Adesso è dunque il momento di spostare l’attenzione più sull’organizzazione sanitaria territoriale, per fronteggiare con relativa tranquillità il periodo autunnale e invernale. «Il virus va anticipato – afferma ancora il dr. Balicchia – non inseguito, proprio perché molto contagioso. Se ci prepariamo adesso all’inverno, potremmo non essere costretti a chiudere reparti, a non spostare le operazioni chirurgiche, a non annullare visite, screening ed esami». Di fatto, con personale medico sempre più carente, diventa quasi impossibile recuperare gli arretrati. La missione principale è oggi potenziare la medicina del territorio, come le Usca smantellate al 30 giugno, e fare i conti con un virus che pian piano si sta trasformando in una presenza endemica, qualcosa di cui non ci libereremo ma con cui dovremo convivere per anni e anni.

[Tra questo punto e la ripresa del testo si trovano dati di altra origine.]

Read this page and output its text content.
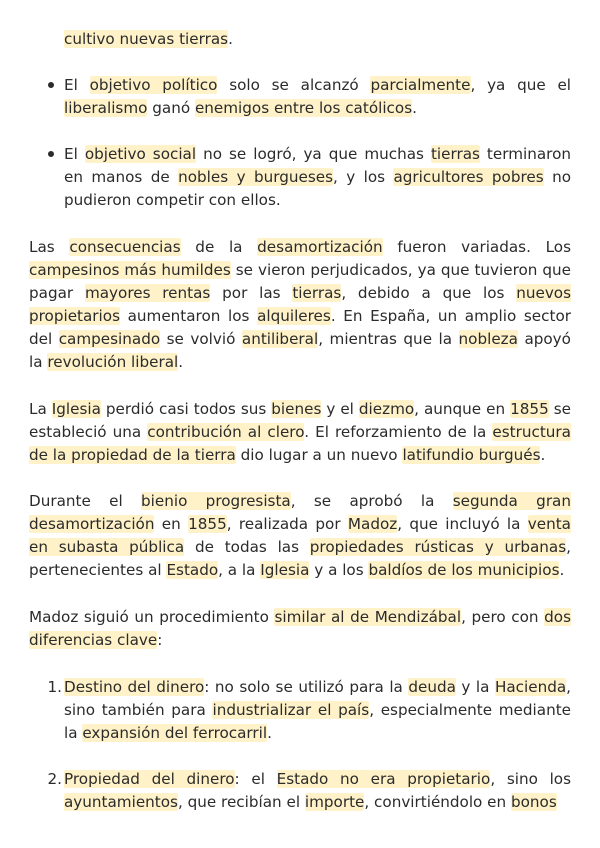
cultivo nuevas tierras.

El objetivo político solo se alcanzó parcialmente, ya que el liberalismo ganó enemigos entre los católicos.

El objetivo social no se logró, ya que muchas tierras terminaron en manos de nobles y burgueses, y los agricultores pobres no pudieron competir con ellos.

Las consecuencias de la desamortización fueron variadas. Los campesinos más humildes se vieron perjudicados, ya que tuvieron que pagar mayores rentas por las tierras, debido a que los nuevos propietarios aumentaron los alquileres. En España, un amplio sector del campesinado se volvió antiliberal, mientras que la nobleza apoyó la revolución liberal.

La Iglesia perdió casi todos sus bienes y el diezmo, aunque en 1855 se estableció una contribución al clero. El reforzamiento de la estructura de la propiedad de la tierra dio lugar a un nuevo latifundio burgués.

Durante el bienio progresista, se aprobó la segunda gran desamortización en 1855, realizada por Madoz, que incluyó la venta en subasta pública de todas las propiedades rústicas y urbanas, pertenecientes al Estado, a la Iglesia y a los baldíos de los municipios.

Madoz siguió un procedimiento similar al de Mendizábal, pero con dos diferencias clave:

1. Destino del dinero: no solo se utilizó para la deuda y la Hacienda, sino también para industrializar el país, especialmente mediante la expansión del ferrocarril.

2. Propiedad del dinero: el Estado no era propietario, sino los ayuntamientos, que recibían el importe, convirtiéndolo en bonos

Qualche dato: l’Usca del distretto di Senigallia, dal 1°aprile 2020 al 30 giugno 2022 ha preso in carico di assistenza domiciliare oltre quattromila pazienti, su libera segnalazione dei propri medici curanti. Grazie alle visite domiciliari – sono quasi duemila le sole ecografie polmonari – agli esami del sangue a domicilio con gli infermieri dell’ADI, all’ossigeno a domicilio, all’attività di monitoraggio quotidiano per i casi impegnativi e poi alla prescrizione di anticorpi monoclonali e farmaci antivirali specifici nei soggetti a rischio nell’ultima fase, grazie a tutto questo si è evitato che un numero elevato di persone accedesse al pronto soccorso e ai reparti ospedalieri, bloccandone di fatto l’attività. Uno sbarramento di cui si dovrebbe tenere conto ora mentre ci si prepara all’autunno: «Io non so se siamo pronti per l’inverno: i decisori non siamo noi medici. Mi limito a dire che finora non abbiamo brillato per prontezza».
Prepararsi significa anche riflettere sulla vaccinazione, unica arma oltre ai farmaci antivirali: «Al momento- si augura Balicchia – chi può è bene che faccia ora il vaccino, anche quello vecchio, perché è comunque in grado di ridurre i rischi di complicazioni ed evoluzioni gravi. Non c’è bisogno di aspettare settembre l’arrivo dei vaccini aggiornati anche per Omicron, soprattutto chi è a rischio lo faccia subito».